Their argument has been that telling people that the virus is dangerous and taking mitigation measures would discourage them from seeking care for conditions that were really dangerous, like congestive heart failure or blood clots in the lungs, because they were more afraid of catching COVID-19 at the hospital. Our argument has been that the virus is dangerous, and that it also makes congestive heart failure more dangerous and actually causes blood clots in the lungs, so we have an obligation to keep people safe from the virus and help them navigate when and how to seek care for other health concerns; it’s work we are doing constantly in our clinics and hospitals.
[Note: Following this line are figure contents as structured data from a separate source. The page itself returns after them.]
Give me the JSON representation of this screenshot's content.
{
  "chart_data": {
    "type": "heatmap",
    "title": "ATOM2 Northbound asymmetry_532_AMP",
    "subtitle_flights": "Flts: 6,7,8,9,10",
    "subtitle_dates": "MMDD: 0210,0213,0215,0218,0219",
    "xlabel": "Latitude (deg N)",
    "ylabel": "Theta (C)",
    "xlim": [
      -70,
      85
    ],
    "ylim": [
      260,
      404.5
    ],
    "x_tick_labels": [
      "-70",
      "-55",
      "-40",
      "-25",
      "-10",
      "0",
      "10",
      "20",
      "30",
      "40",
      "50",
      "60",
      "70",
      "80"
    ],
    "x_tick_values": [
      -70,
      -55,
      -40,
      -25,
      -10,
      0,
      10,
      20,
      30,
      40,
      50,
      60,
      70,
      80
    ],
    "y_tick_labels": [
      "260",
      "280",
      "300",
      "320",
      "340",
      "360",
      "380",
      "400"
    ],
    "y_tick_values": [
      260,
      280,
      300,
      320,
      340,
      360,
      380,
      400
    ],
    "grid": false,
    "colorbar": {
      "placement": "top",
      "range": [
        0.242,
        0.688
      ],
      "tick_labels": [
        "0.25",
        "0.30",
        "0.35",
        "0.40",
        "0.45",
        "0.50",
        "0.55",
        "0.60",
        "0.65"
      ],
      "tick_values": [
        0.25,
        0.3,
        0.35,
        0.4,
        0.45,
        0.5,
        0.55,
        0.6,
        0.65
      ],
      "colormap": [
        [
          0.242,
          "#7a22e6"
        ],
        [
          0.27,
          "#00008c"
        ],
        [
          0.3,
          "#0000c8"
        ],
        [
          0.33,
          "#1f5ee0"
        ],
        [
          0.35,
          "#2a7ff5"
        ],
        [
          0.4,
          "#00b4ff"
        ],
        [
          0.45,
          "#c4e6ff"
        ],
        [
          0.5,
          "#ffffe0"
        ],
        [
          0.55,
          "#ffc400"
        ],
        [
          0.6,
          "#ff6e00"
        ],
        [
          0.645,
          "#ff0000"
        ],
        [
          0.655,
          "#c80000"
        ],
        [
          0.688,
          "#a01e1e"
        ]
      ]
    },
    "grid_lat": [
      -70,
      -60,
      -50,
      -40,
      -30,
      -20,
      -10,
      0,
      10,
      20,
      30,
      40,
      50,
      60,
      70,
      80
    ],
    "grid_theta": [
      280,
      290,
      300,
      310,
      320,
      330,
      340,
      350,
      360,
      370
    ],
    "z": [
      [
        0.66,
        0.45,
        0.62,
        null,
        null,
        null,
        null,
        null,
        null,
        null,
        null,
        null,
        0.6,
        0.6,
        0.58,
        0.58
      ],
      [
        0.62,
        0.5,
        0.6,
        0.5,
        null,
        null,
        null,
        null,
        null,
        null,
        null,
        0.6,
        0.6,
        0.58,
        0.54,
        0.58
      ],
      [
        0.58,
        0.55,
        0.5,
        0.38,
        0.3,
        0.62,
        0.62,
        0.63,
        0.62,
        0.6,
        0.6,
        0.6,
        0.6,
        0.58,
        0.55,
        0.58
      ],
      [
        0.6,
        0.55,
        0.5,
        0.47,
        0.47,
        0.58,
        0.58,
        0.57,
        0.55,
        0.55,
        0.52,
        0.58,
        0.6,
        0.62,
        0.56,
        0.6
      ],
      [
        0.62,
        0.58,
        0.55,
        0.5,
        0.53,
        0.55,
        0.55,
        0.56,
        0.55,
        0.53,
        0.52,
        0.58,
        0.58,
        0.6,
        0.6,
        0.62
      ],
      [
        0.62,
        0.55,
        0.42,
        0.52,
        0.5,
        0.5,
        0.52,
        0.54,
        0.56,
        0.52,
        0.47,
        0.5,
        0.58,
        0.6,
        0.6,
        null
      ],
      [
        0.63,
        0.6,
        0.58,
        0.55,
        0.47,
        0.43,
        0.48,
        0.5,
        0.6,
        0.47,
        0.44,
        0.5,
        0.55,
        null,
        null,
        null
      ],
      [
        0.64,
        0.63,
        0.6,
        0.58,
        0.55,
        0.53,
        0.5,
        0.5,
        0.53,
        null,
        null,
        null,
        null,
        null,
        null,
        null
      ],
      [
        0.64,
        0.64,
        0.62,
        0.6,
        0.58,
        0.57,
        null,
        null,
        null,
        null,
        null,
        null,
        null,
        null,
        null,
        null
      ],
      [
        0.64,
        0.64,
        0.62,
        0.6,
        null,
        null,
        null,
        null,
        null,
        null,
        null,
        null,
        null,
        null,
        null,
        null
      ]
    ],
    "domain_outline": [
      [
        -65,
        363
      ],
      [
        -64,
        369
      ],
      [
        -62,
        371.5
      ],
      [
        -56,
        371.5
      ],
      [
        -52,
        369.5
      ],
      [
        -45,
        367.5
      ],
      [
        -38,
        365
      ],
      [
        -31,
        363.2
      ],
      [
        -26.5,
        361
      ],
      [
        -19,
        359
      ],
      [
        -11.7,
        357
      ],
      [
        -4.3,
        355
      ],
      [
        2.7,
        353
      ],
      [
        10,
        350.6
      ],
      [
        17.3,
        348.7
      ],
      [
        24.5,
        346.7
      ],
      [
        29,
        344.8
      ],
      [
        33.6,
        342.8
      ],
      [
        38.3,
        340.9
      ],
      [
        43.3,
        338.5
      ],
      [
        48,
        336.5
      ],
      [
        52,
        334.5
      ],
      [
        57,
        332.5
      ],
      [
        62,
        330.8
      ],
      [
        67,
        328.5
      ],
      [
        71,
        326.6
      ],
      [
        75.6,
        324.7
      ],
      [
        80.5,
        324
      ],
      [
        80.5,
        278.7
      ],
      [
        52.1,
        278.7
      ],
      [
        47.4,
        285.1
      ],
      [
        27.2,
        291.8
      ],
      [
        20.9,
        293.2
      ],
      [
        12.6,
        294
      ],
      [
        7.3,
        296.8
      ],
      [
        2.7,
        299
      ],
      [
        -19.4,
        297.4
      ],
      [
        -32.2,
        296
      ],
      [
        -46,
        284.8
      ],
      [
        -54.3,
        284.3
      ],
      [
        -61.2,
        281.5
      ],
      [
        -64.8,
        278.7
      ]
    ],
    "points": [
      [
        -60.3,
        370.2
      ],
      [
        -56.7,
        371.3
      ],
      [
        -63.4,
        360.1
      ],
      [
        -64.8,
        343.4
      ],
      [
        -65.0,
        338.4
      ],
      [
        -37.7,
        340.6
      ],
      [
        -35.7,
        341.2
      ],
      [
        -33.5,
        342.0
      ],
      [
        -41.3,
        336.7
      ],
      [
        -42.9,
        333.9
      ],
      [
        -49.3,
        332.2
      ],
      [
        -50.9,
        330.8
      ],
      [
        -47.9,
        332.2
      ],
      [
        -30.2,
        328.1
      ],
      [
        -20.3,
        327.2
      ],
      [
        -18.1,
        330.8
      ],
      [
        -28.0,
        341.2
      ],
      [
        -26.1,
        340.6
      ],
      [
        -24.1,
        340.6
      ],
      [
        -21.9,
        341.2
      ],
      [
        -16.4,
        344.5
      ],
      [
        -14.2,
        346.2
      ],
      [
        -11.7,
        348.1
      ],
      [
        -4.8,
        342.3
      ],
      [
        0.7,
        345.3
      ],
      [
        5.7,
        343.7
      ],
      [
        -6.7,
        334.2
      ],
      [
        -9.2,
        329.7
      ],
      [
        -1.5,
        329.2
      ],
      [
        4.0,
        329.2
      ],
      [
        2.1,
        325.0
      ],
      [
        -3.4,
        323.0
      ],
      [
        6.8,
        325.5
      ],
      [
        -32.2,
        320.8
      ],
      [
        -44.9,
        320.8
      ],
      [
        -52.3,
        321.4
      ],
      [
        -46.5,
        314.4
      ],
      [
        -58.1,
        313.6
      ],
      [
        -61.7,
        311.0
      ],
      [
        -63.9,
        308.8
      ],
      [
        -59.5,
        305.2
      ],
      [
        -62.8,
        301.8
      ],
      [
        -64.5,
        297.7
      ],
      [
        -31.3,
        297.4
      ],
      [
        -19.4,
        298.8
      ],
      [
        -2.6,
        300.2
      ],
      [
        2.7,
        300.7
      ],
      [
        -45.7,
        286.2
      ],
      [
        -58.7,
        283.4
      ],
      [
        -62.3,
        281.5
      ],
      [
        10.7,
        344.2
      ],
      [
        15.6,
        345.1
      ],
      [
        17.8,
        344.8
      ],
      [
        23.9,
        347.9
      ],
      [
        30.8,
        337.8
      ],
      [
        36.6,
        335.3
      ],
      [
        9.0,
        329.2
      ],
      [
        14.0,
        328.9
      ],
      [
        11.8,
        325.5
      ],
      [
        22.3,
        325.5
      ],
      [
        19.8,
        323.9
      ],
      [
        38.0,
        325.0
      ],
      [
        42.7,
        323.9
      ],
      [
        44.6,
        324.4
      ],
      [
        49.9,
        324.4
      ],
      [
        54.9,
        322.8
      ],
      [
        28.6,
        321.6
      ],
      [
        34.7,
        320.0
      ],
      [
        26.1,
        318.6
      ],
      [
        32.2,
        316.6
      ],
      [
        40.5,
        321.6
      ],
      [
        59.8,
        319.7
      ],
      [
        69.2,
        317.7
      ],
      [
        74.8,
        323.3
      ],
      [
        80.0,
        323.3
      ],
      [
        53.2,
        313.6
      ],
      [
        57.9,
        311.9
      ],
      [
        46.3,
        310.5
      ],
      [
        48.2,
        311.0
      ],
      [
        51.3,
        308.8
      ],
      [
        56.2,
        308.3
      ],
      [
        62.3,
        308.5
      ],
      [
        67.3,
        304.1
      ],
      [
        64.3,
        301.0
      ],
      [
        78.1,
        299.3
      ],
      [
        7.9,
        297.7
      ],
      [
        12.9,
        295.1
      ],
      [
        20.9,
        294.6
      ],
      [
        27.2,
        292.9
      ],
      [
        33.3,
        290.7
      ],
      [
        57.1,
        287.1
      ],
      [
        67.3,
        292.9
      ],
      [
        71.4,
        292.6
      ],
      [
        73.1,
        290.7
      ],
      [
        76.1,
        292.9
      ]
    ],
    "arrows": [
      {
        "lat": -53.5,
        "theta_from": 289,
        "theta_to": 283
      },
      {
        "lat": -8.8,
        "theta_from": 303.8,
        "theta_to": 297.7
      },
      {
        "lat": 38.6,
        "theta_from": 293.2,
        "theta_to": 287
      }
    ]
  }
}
Now these same sources are arguing that in the midst of a dramatic increase in cases and our first real surge in Texas, thousands of people with conditions that put them at risk for complications from COVID-19 suddenly aren’t worried about the virus after all and are all seeking hospital care at the same time, and just happen to test positive for the virus while they are there. There may well be some situations where this actually is the case, and people who were overlooked by our healthcare systems really are now getting very sick from their diabetes or coronary artery disease at the same time as our surge (you can only ignore a worsening chronic illness for so long before hitting a crisis point), but the idea that this would happen on a broad scale, all at the same time, and that enough of those patients would be positive for COVID-19 that it would cause a state-wide spike in hospitalized virus cases is a very, very, frustratingly silly argument.

The final number we need to consider is the number of deaths, and here at least there is some good news; we are not seeing a substantial increase in the people in Texas dying from COVID-19, at least not yet. There are two ways to understand this. The optimistic way is to think that something has changed; either the virus has somehow become less deadly than before, or our increased understanding of COVID-19 has led to a better ability to fight the virus; improved disease-specific ventilation strategies, effective drug therapies, and more efficacious supportive care measures. In fact, there is a great deal of evidence that the latter really is true, as we will discuss in another post. But the pessimistic view (and the truth is probably a combination of both) is to realize that most people do not just get admitted to the hospital with severe COVID-19 infection and pass away the same day. There is a significant lag time as those patients are treated and fight against the virus, and our surge in hospitalized cases is only a little more than a week old.

Many of those hospitalized patients are fighting for their lives in the ICU right now, as the hospitals are starting to fill up around them and their nurses and doctors are becoming fatigued. Many of those people will recover, but many will not; and it will take a couple of weeks, and often times much longer, to see how many, and who. As we’ve seen elsewhere, the ratio of those who don’t recover will only increase if resources and the margin for careful attention and heroic efforts on their behalf begin to run short. Yes, our improved understanding of the virus and more effective therapies gives us a better chance to fight the virus than Italy had in March or New York had in April; but doubling down on the difficult work of mitigation now to prevent our healthcare systems from being overwhelmed in a couple of weeks when more and more patients reach their crisis point is every bit as important.